No quadro da crescente enfâse na Eficácia do Desenvolvimento, ou seja de enfoque das atenções nos impactos mais do que nos procedimentos, é de notar que os exames inter-pares ainda assentam mais sobre a quantidade da ajuda e a qualidade dos procedimentos e mecanismos, mas não analisam suficientemente os impactos no País em Desenvolvimento, onde são recolhidos poucos dados. O exame também não é reciproco, facto que tem sido notado designadament pelas Nações Unidas, que ao abrigo dos princípios de responsabilidade mútua e transparência sugerem a inclusão de representantes dos governos dos países parceiros, parlamentos e representantes da sociedade civil nos exames do CAD/OCDE.
Existem no entanto alguns esforços de revisão inter-pares entre Países do CAD e países africanos, como o chamado Exame Mútuo de Eficácia do Desenvolvimento em África, que tem sido levado a cabo pela UNECA e OCDE em conjunto, ao longo dos últimos três anos MRDE. No entanto ainda se trata de um mecanismo de análise da acção colectiva, onde as responsabilidades individuais acabam por ficar diluídas.

Exames inter-pares e novos Países Doadores?

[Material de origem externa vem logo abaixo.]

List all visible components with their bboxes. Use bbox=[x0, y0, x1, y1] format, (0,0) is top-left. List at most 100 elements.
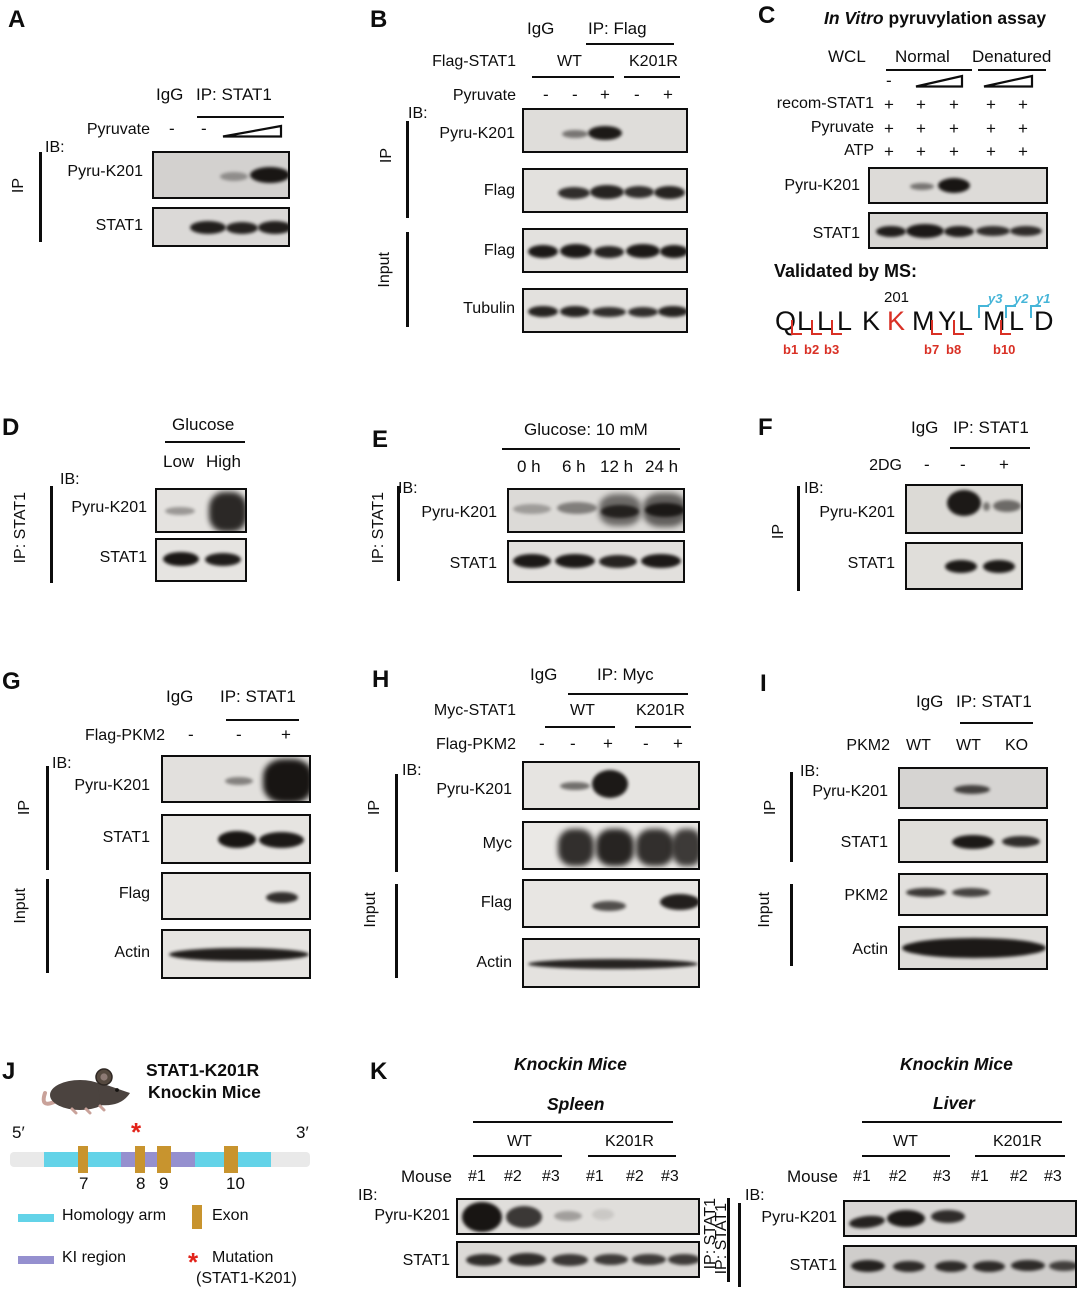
underline bbox=[862, 1155, 950, 1158]
blot-band bbox=[266, 892, 298, 903]
blot-band bbox=[668, 1254, 698, 1265]
bracket-line bbox=[406, 232, 409, 327]
blot-band bbox=[887, 1210, 925, 1227]
panel-i-blot3-label: PKM2 bbox=[844, 887, 888, 904]
stat1-blot bbox=[161, 814, 311, 864]
y-ion-label: y3 bbox=[988, 291, 1003, 306]
panel-h-blot3-label: Flag bbox=[480, 894, 512, 911]
blot-band bbox=[218, 831, 256, 848]
pyru-k201-blot bbox=[868, 167, 1048, 204]
panel-i-blot2-label: STAT1 bbox=[840, 834, 888, 851]
blot-band bbox=[1002, 836, 1040, 847]
panel-g-blot4-label: Actin bbox=[114, 944, 150, 961]
panel-a-ip-side-label: IP bbox=[10, 178, 27, 194]
mouse-eye bbox=[115, 1088, 119, 1092]
panel-b-wt-label: WT bbox=[557, 53, 582, 70]
peptide-residue: L bbox=[797, 306, 813, 336]
stat1-blot bbox=[843, 1245, 1077, 1288]
blot-band bbox=[528, 306, 558, 317]
blot-band bbox=[555, 554, 595, 568]
blot-band bbox=[935, 1261, 967, 1272]
panel-b-lane-mark: + bbox=[663, 85, 673, 104]
lane-label: #2 bbox=[889, 1168, 907, 1185]
underline bbox=[473, 1155, 562, 1158]
underline bbox=[960, 722, 1033, 725]
blot-band bbox=[660, 894, 698, 910]
panel-f-lane-mark: + bbox=[999, 455, 1009, 474]
panel-g-ip-side-label: IP bbox=[16, 800, 33, 816]
mouse-tail bbox=[41, 1091, 56, 1106]
panel-h-blot4-label: Actin bbox=[476, 954, 512, 971]
panel-b-input-side-label: Input bbox=[376, 252, 393, 288]
underline bbox=[975, 1155, 1065, 1158]
blot-band bbox=[626, 244, 660, 258]
peptide-residue: D bbox=[1034, 306, 1054, 336]
panel-g-ip-label: IP: STAT1 bbox=[220, 687, 296, 706]
panel-h-igg-label: IgG bbox=[530, 665, 558, 684]
blot-band bbox=[558, 187, 590, 199]
blot-band bbox=[599, 555, 637, 568]
panel-k-spleen-tissue: Spleen bbox=[547, 1094, 605, 1114]
gradient-ramp-icon bbox=[915, 74, 964, 88]
bracket-line bbox=[790, 772, 793, 862]
exon-number-label: 9 bbox=[159, 1174, 169, 1193]
mouse-body bbox=[50, 1080, 110, 1110]
legend-mutation-star: * bbox=[188, 1247, 199, 1277]
panel-b-blot4-label: Tubulin bbox=[463, 300, 515, 317]
panel-d-ib-label: IB: bbox=[60, 471, 80, 488]
panel-b-lane-mark: + bbox=[600, 85, 610, 104]
exon-box-9 bbox=[157, 1146, 171, 1173]
blot-band bbox=[528, 959, 698, 969]
panel-h-blot2-label: Myc bbox=[482, 835, 512, 852]
panel-c-plus-mark: + bbox=[1018, 119, 1028, 138]
blot-band bbox=[190, 221, 226, 234]
underline bbox=[624, 76, 680, 79]
panel-b-igg-label: IgG bbox=[527, 19, 555, 38]
mouse-feet bbox=[70, 1104, 106, 1115]
actin-blot bbox=[898, 926, 1048, 970]
legend-mutation-sub-label: (STAT1-K201) bbox=[196, 1270, 297, 1287]
blot-band bbox=[560, 306, 590, 317]
panel-c-plus-mark: + bbox=[986, 119, 996, 138]
bracket-line bbox=[727, 1198, 730, 1282]
blot-band bbox=[259, 832, 304, 848]
exon-number-label: 10 bbox=[226, 1174, 245, 1193]
pyru-k201-blot bbox=[905, 484, 1023, 534]
panel-f-blot1-label: Pyru-K201 bbox=[819, 504, 895, 521]
legend-ki-label: KI region bbox=[62, 1249, 127, 1266]
peptide-residue: M bbox=[983, 306, 1006, 336]
blot-band bbox=[513, 504, 551, 514]
blot-band bbox=[557, 502, 597, 514]
panel-b-ip-side-label: IP bbox=[378, 148, 395, 164]
blot-band bbox=[592, 770, 628, 798]
exon-box-10 bbox=[224, 1146, 238, 1173]
bracket-line bbox=[738, 1203, 741, 1287]
blot-band bbox=[983, 502, 990, 511]
blot-band bbox=[560, 782, 590, 790]
flag-blot bbox=[161, 872, 311, 920]
panel-k-liver-blot1-label: Pyru-K201 bbox=[761, 1209, 837, 1226]
bracket-line bbox=[395, 884, 398, 978]
panel-c-row2-label: Pyruvate bbox=[810, 119, 874, 136]
blot-band bbox=[902, 938, 1046, 958]
blot-band bbox=[947, 490, 981, 516]
blot-band bbox=[560, 244, 592, 258]
panel-h-lane-mark: - bbox=[643, 734, 649, 753]
blot-band bbox=[906, 888, 946, 897]
bracket-line bbox=[797, 486, 800, 591]
panel-h-lane-mark: - bbox=[570, 734, 576, 753]
panel-j-letter: J bbox=[2, 1058, 16, 1085]
panel-g-blot3-label: Flag bbox=[118, 885, 150, 902]
panel-g-igg-label: IgG bbox=[166, 687, 194, 706]
actin-blot bbox=[522, 938, 700, 988]
bracket-line bbox=[406, 121, 409, 218]
panel-a-lane-mark: - bbox=[201, 119, 207, 138]
panel-h-lane-mark: + bbox=[603, 734, 613, 753]
blot-band bbox=[983, 560, 1015, 573]
panel-a-ip-label: IP: STAT1 bbox=[196, 85, 272, 104]
blot-band bbox=[628, 307, 658, 317]
panel-f-side-label: IP bbox=[770, 524, 787, 540]
blot-band bbox=[590, 185, 624, 199]
peptide-residue: M bbox=[912, 306, 935, 336]
underline bbox=[950, 447, 1030, 450]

O aparecimento de novos Países Doad,ores designadamente as potencias emergentes como China, India e países Árabes tem tido um impacto sobre a eficácia do mecanismo dos exames inter-pares tal como definido pela OCDE e sugere a questão de como se pode manter o compromisso com estes padrões num contexto de novos actores. Os novos Países Doadores não se têm mostrado particularmente abertos a enquadrar-se neste esquema de monitorização. Embora a prática de avaliação esteja presente na maioria destes novos países e haja mesmo preocupações comuns na área do desenvolvimento e redução da pobreza, facilitando assim a possibilidade de peer-reviews, estes países tipicamente dão menos valor à ideia de transparência e publicitação. No caso da China, a APD é dada num pacote que inclui elementos de cooperação económica, sendo difícil distinguir as duas e reclamar transparência. A questão está entre resistir e pressionar a China a alterar o seu modelo em favor do modelo dos exames inter-pares ou fazer uma síntese entre abordagens que acabe por gerar transparência do sistema como um by-product. Outros países  apresentam modelos próprios, como o Brasil, que fornece a grande parte da sua APD sob a forma de assistência técnica e transferência de conhecimentos.